Question

Arithmetic mean between two numbers is 5 and geometric mean between them is 4. Find the harmonic mean between the numbers. And in a harmonic progression third term and fifth terms are respectively 1 and \[\dfrac{-1}{5}\]. Find the tenth term.

Answer 1

Hint: As arithmetic mean is given 5 so from this information we can find the sum of two numbers which is 10. Then we will assume one number to be x and another to be 10-x.Geometric mean between two numbers are given ,So substituting the assumed values and equating it to geometric mean formula we get an quadratic equation and calculate the values of x and determine harmonic mean by using formula.From the definition of harmonic progression equate the terms 1 and \[\dfrac{-1}{5}\] with general form and simplify it and next calculate the value of tenth term

Complete step-by-step answer:
Arithmetic mean between two numbers \[=\dfrac{x+y}{2}.......(1)\]
Geometric mean between two numbers \[=\sqrt{x\times y}..........(2)\]
Here it is given arithmetic mean is 5, so from equation (1) we get,
 \[\,\Rightarrow \dfrac{x+y}{2}=5........(3)\]
Solving equation (3) we get,
 \[\,\Rightarrow x+y=10........(4)\]
Now let one number be x and another number be 10-x.
Here it is given that geometric mean is 4, so from above information and equation (2) we get,
 \[\Rightarrow \sqrt{x(10-x)}=4......(5)\]
Squaring both sides of equation (5) we get,
 \[\Rightarrow x(10-x)=16......(6)\]
Rearranging equation (6) we get,
 \[\Rightarrow {{x}^{2}}-10x+16=0......(7)\]
Now factorizing equation (7) we get,
 \[\begin{align}
  & \Rightarrow {{x}^{2}}-8x-2x+16=0 \\
 & \Rightarrow x(x-8)-2(x-8)=0 \\
 & \Rightarrow (x-2)\,(x-8)=0 \\
 & \Rightarrow x=2\,,8 \\
\end{align}\]
We got the two numbers as 2, 8.
Now the harmonic mean between two numbers is defined as \[=\dfrac{2ab}{a+b}\].
Using this formula, we get harmonic mean between 2 and 8 as,
 \[\Rightarrow \dfrac{2\times 2\times 8}{2+8}=\dfrac{32}{10}=\dfrac{16}{5}\]
Hence the harmonic mean is \[\dfrac{16}{5}\].
Now coming to second part of the question,
We know that the terms of H.P are reciprocal of terms of A.P.
Let a be the first term and d be the common difference of corresponding A.P.
The nth term of arithmetic progression is \[a+(n-1)d\] whereas the nth term of geometric progression is \[\,\dfrac{1}{a+(n-1)d}\].
Third term and fifth term is given and we need to find tenth term. By converting these terms into terms of A.P from the above definition we get,
 \[\begin{align}
  & {{T}_{3}}=\dfrac{1}{a+(3-1)d}=1 \\
 & \,\Rightarrow \dfrac{1}{a+2d}=1 \\
 & \,\Rightarrow a+2d=1.......(1) \\
\end{align}\]
 \[\begin{align}
  & {{T}_{5}}=\dfrac{1}{a+(5-1)d}=-5 \\
 & \,\Rightarrow \dfrac{1}{a+4d}=\dfrac{-1}{5} \\
 & \,\Rightarrow a+4d=-5.......(2) \\
\end{align}\]
Solving equation (1) and equation (2) simultaneously we get \[a=7\] and \[\,d=-3\].
Using the value of a and d we get,
 \[\begin{align}
  & {{T}_{10}}=\dfrac{1}{a+(10-1)d} \\
 & \,\Rightarrow \dfrac{1}{a+9d}=\dfrac{1}{7+9\times (-3)}=-\dfrac{1}{20} \\
\end{align}\]
So the tenth term of H.P is \[-\dfrac{1}{20}\].

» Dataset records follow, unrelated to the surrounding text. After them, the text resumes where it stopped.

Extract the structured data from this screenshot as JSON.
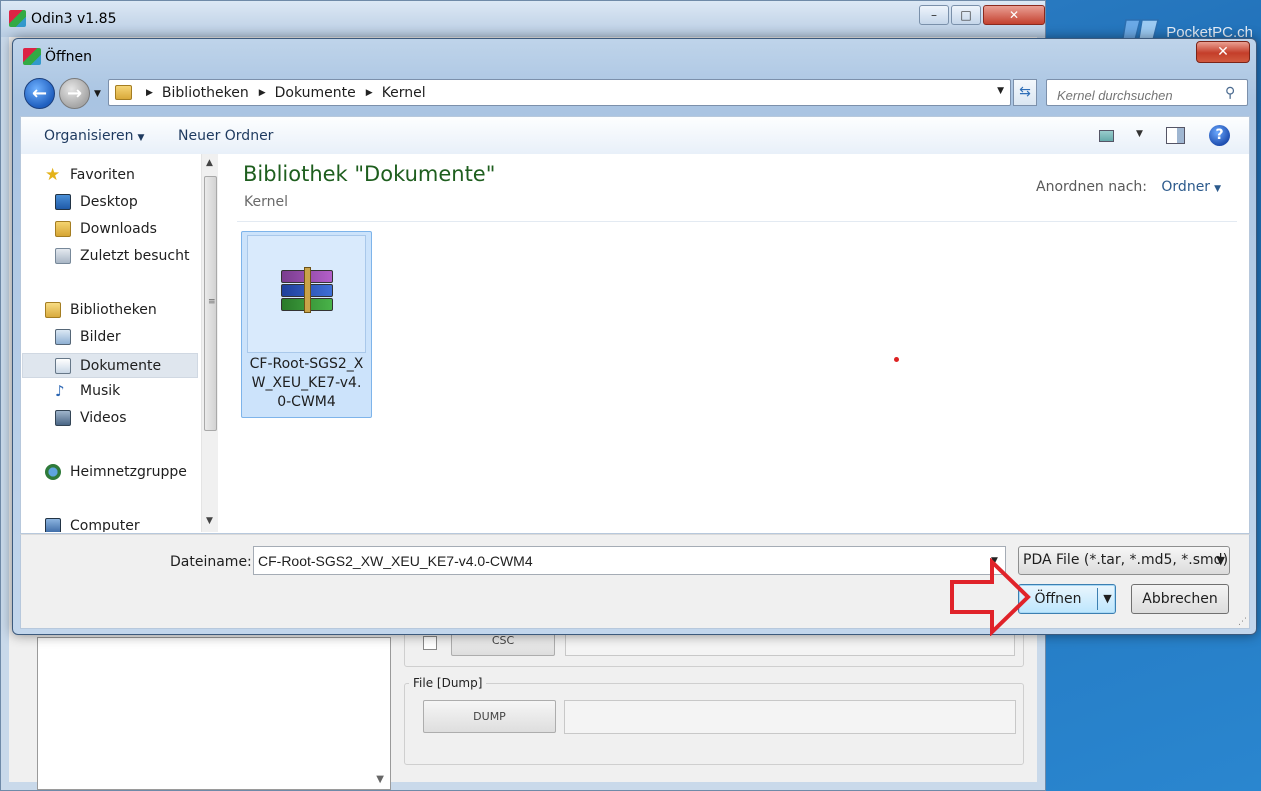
{
  "background_window": {
    "title": "Odin3 v1.85",
    "buttons": {
      "csc": "CSC",
      "dump": "DUMP"
    },
    "group_file_dump": "File [Dump]"
  },
  "logo": {
    "text": "PocketPC.ch"
  },
  "dialog": {
    "title": "Öffnen",
    "address": {
      "crumbs": [
        "Bibliotheken",
        "Dokumente",
        "Kernel"
      ]
    },
    "search": {
      "placeholder": "Kernel durchsuchen"
    },
    "toolbar": {
      "organize": "Organisieren",
      "new_folder": "Neuer Ordner"
    },
    "nav": {
      "favorites": "Favoriten",
      "desktop": "Desktop",
      "downloads": "Downloads",
      "recent": "Zuletzt besucht",
      "libraries": "Bibliotheken",
      "pictures": "Bilder",
      "documents": "Dokumente",
      "music": "Musik",
      "videos": "Videos",
      "homegroup": "Heimnetzgruppe",
      "computer": "Computer"
    },
    "library": {
      "title": "Bibliothek \"Dokumente\"",
      "subtitle": "Kernel",
      "arrange_label": "Anordnen nach:",
      "arrange_value": "Ordner"
    },
    "files": [
      {
        "name": "CF-Root-SGS2_XW_XEU_KE7-v4.0-CWM4",
        "icon": "winrar-archive-icon"
      }
    ],
    "bottom": {
      "filename_label": "Dateiname:",
      "filename_value": "CF-Root-SGS2_XW_XEU_KE7-v4.0-CWM4",
      "filetype_value": "PDA File (*.tar, *.md5, *.smd)",
      "open_label": "Öffnen",
      "cancel_label": "Abbrechen"
    }
  },
  "colors": {
    "library_title": "#1e5e1e",
    "selection": "#cce3fb",
    "annotation_arrow": "#e0232a",
    "close_button": "#c43e2a"
  }
}
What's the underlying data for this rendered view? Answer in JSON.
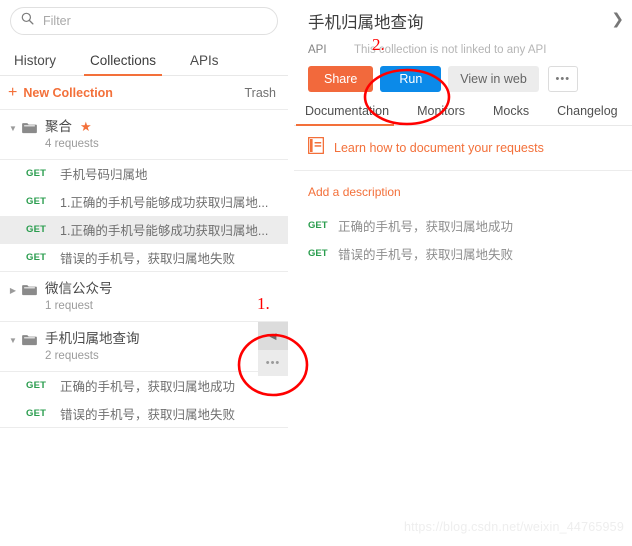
{
  "sidebar": {
    "search": {
      "placeholder": "Filter",
      "value": "",
      "icon": "search-icon"
    },
    "tabs": [
      {
        "label": "History",
        "active": false
      },
      {
        "label": "Collections",
        "active": true
      },
      {
        "label": "APIs",
        "active": false
      }
    ],
    "actions": {
      "new_collection_label": "New Collection",
      "new_collection_icon": "plus-icon",
      "trash_label": "Trash"
    },
    "collections": [
      {
        "name": "聚合",
        "count": "4 requests",
        "starred": true,
        "expanded": true,
        "caret": "▼",
        "requests": [
          {
            "method": "GET",
            "name": "手机号码归属地",
            "selected": false
          },
          {
            "method": "GET",
            "name": "1.正确的手机号能够成功获取归属地...",
            "selected": false
          },
          {
            "method": "GET",
            "name": "1.正确的手机号能够成功获取归属地...",
            "selected": true
          },
          {
            "method": "GET",
            "name": "错误的手机号，获取归属地失败",
            "selected": false
          }
        ]
      },
      {
        "name": "微信公众号",
        "count": "1 request",
        "starred": false,
        "expanded": false,
        "caret": "▶",
        "requests": []
      },
      {
        "name": "手机归属地查询",
        "count": "2 requests",
        "starred": false,
        "expanded": true,
        "caret": "▼",
        "requests": [
          {
            "method": "GET",
            "name": "正确的手机号，获取归属地成功",
            "selected": false
          },
          {
            "method": "GET",
            "name": "错误的手机号，获取归属地失败",
            "selected": false
          }
        ]
      }
    ],
    "hover_actions": {
      "collapse_label": "◀",
      "collapse_icon": "chevron-left-icon",
      "more_label": "•••",
      "more_icon": "ellipsis-icon"
    }
  },
  "right_panel": {
    "title": "手机归属地查询",
    "close_icon_label": "❯",
    "api_label": "API",
    "api_value": "This collection is not linked to any API",
    "buttons": {
      "share": "Share",
      "run": "Run",
      "view_in_web": "View in web",
      "more": "•••"
    },
    "tabs": [
      {
        "label": "Documentation",
        "active": true
      },
      {
        "label": "Monitors",
        "active": false
      },
      {
        "label": "Mocks",
        "active": false
      },
      {
        "label": "Changelog",
        "active": false
      }
    ],
    "learn_link": "Learn how to document your requests",
    "learn_icon": "book-icon",
    "add_description": "Add a description",
    "requests": [
      {
        "method": "GET",
        "name": "正确的手机号，获取归属地成功"
      },
      {
        "method": "GET",
        "name": "错误的手机号，获取归属地失败"
      }
    ]
  },
  "annotations": {
    "marker_one": "1.",
    "marker_two": "2.",
    "circle_color": "#ff0000"
  },
  "watermark": "https://blog.csdn.net/weixin_44765959",
  "colors": {
    "accent_orange": "#f3703a",
    "share_orange": "#f2693c",
    "run_blue": "#0b8ae9",
    "method_green": "#2a9d4e",
    "annotation_red": "#ff0000"
  }
}
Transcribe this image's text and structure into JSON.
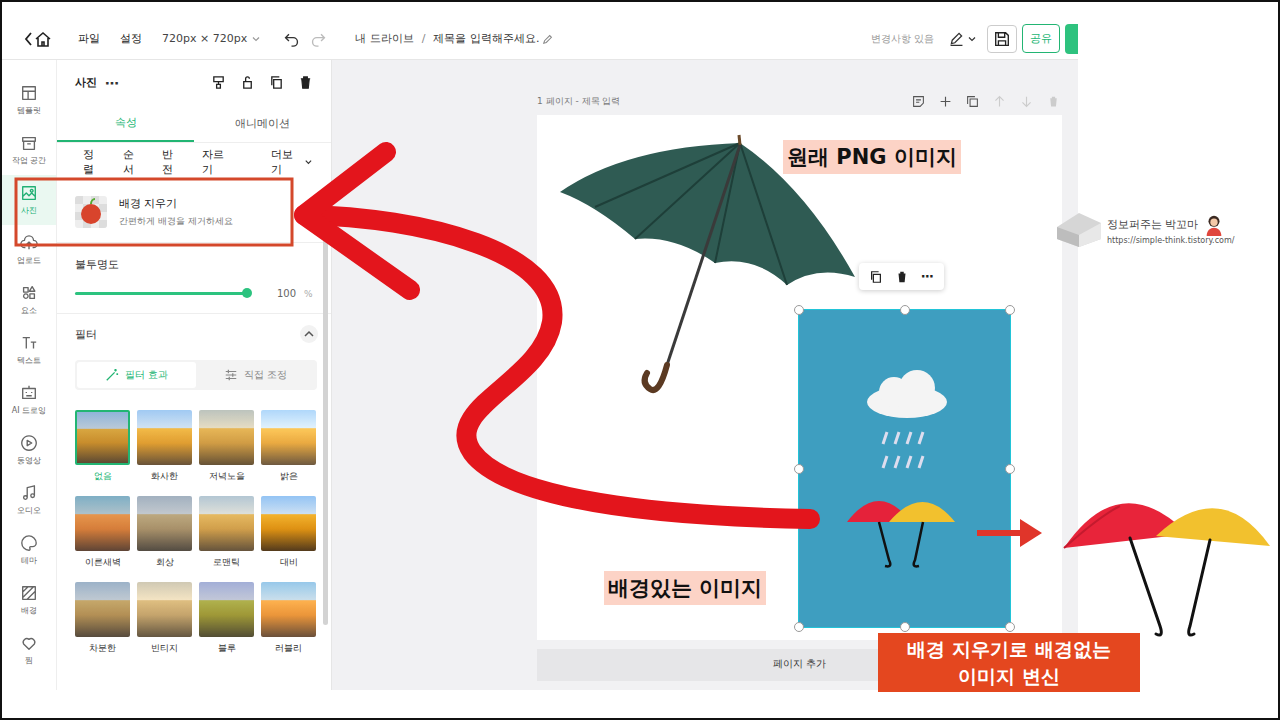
{
  "topbar": {
    "menu": [
      "파일",
      "설정"
    ],
    "size": "720px × 720px",
    "breadcrumb": {
      "root": "내 드라이브",
      "separator": "/",
      "title": "제목을 입력해주세요."
    },
    "status": "변경사항 있음",
    "share": "공유"
  },
  "rail": [
    {
      "label": "템플릿",
      "selected": false
    },
    {
      "label": "작업 공간",
      "selected": false
    },
    {
      "label": "사진",
      "selected": true
    },
    {
      "label": "업로드",
      "selected": false
    },
    {
      "label": "요소",
      "selected": false
    },
    {
      "label": "텍스트",
      "selected": false
    },
    {
      "label": "AI 드로잉",
      "selected": false
    },
    {
      "label": "동영상",
      "selected": false
    },
    {
      "label": "오디오",
      "selected": false
    },
    {
      "label": "테마",
      "selected": false
    },
    {
      "label": "배경",
      "selected": false
    },
    {
      "label": "찜",
      "selected": false
    }
  ],
  "panel": {
    "title": "사진",
    "more": "⋯",
    "tabs": [
      {
        "label": "속성",
        "selected": true
      },
      {
        "label": "애니메이션",
        "selected": false
      }
    ],
    "tools": [
      "정렬",
      "순서",
      "반전",
      "자르기"
    ],
    "tools_more": "더보기",
    "bg_remove": {
      "title": "배경 지우기",
      "desc": "간편하게 배경을 제거하세요"
    },
    "opacity": {
      "label": "불투명도",
      "level": 1,
      "reading": "100",
      "unit": "%"
    },
    "filter": {
      "label": "필터",
      "expanded": true,
      "modes": [
        {
          "label": "필터 효과",
          "selected": true
        },
        {
          "label": "직접 조정",
          "selected": false
        }
      ],
      "items": [
        {
          "label": "없음",
          "selected": true
        },
        {
          "label": "화사한",
          "selected": false
        },
        {
          "label": "저녁노을",
          "selected": false
        },
        {
          "label": "밝은",
          "selected": false
        },
        {
          "label": "이른새벽",
          "selected": false
        },
        {
          "label": "회상",
          "selected": false
        },
        {
          "label": "로맨틱",
          "selected": false
        },
        {
          "label": "대비",
          "selected": false
        },
        {
          "label": "차분한",
          "selected": false
        },
        {
          "label": "빈티지",
          "selected": false
        },
        {
          "label": "블루",
          "selected": false
        },
        {
          "label": "러블리",
          "selected": false
        }
      ]
    }
  },
  "canvas": {
    "page_label": "1 페이지 - 제목 입력",
    "add_page": "페이지 추가",
    "photo": {
      "selected": true,
      "toolbar_more": "⋯"
    }
  },
  "annotations": {
    "png_label": "원래 PNG 이미지",
    "bg_label": "배경있는 이미지",
    "result_label": [
      "배경 지우기로 배경없는",
      "이미지 변신"
    ]
  },
  "watermark": {
    "name": "정보퍼주는 박꼬마",
    "url": "https://simple-think.tistory.com/"
  }
}
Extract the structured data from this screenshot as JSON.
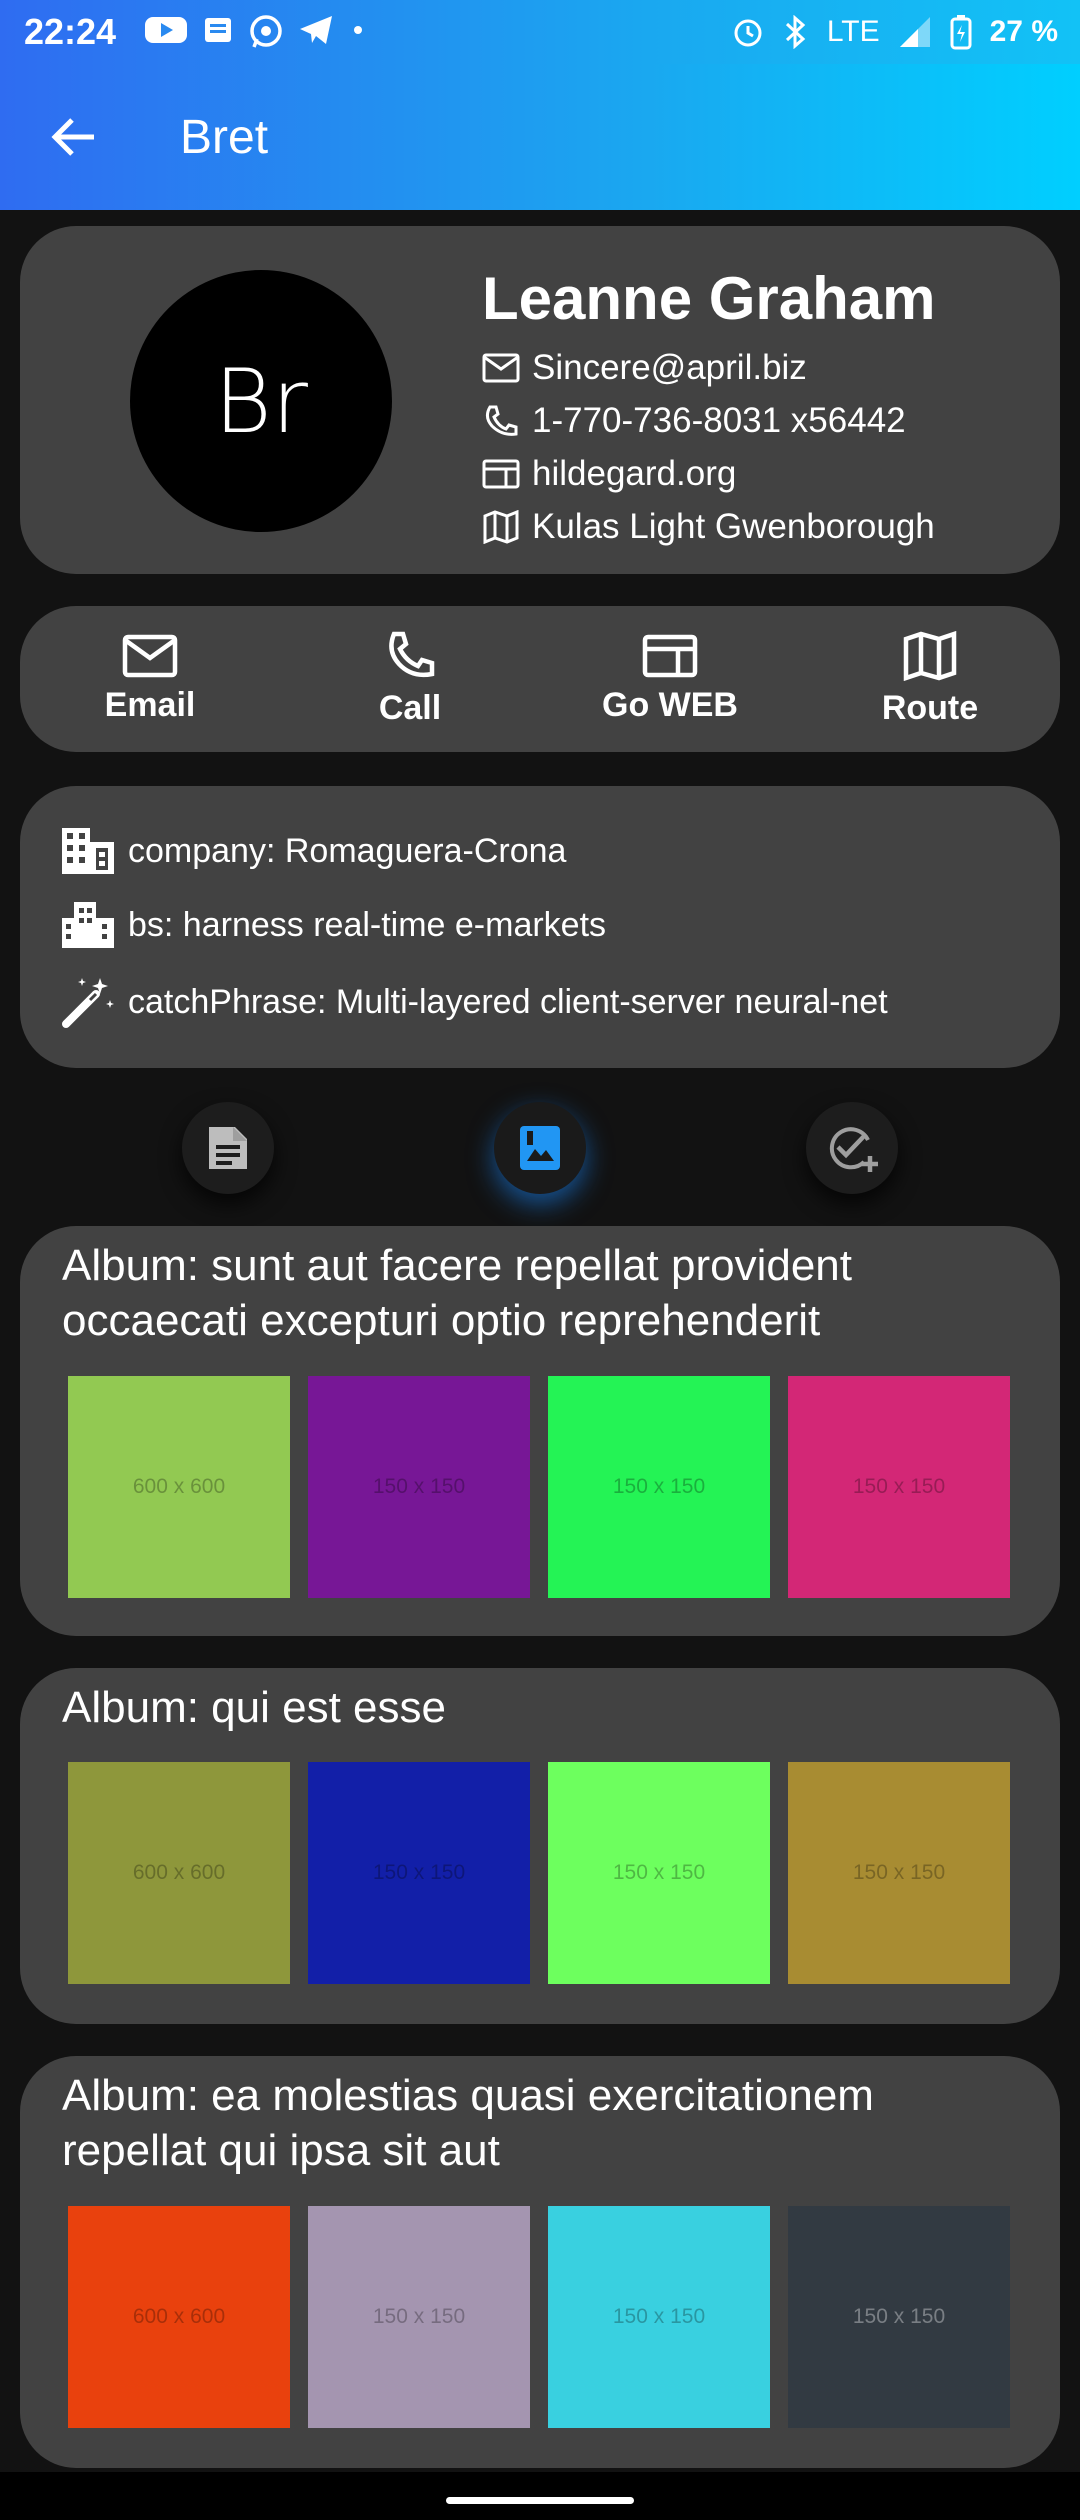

Note: Knowing formula of arithmetic mean, geometric mean and harmonic mean is important. We may get confused by harmonic progression but here we just have to remember that the terms in H.P are reciprocal of the terms in A.P. Knowing the nth term formula of A.P, G.P is also important because this will help reduce the time taken to solve.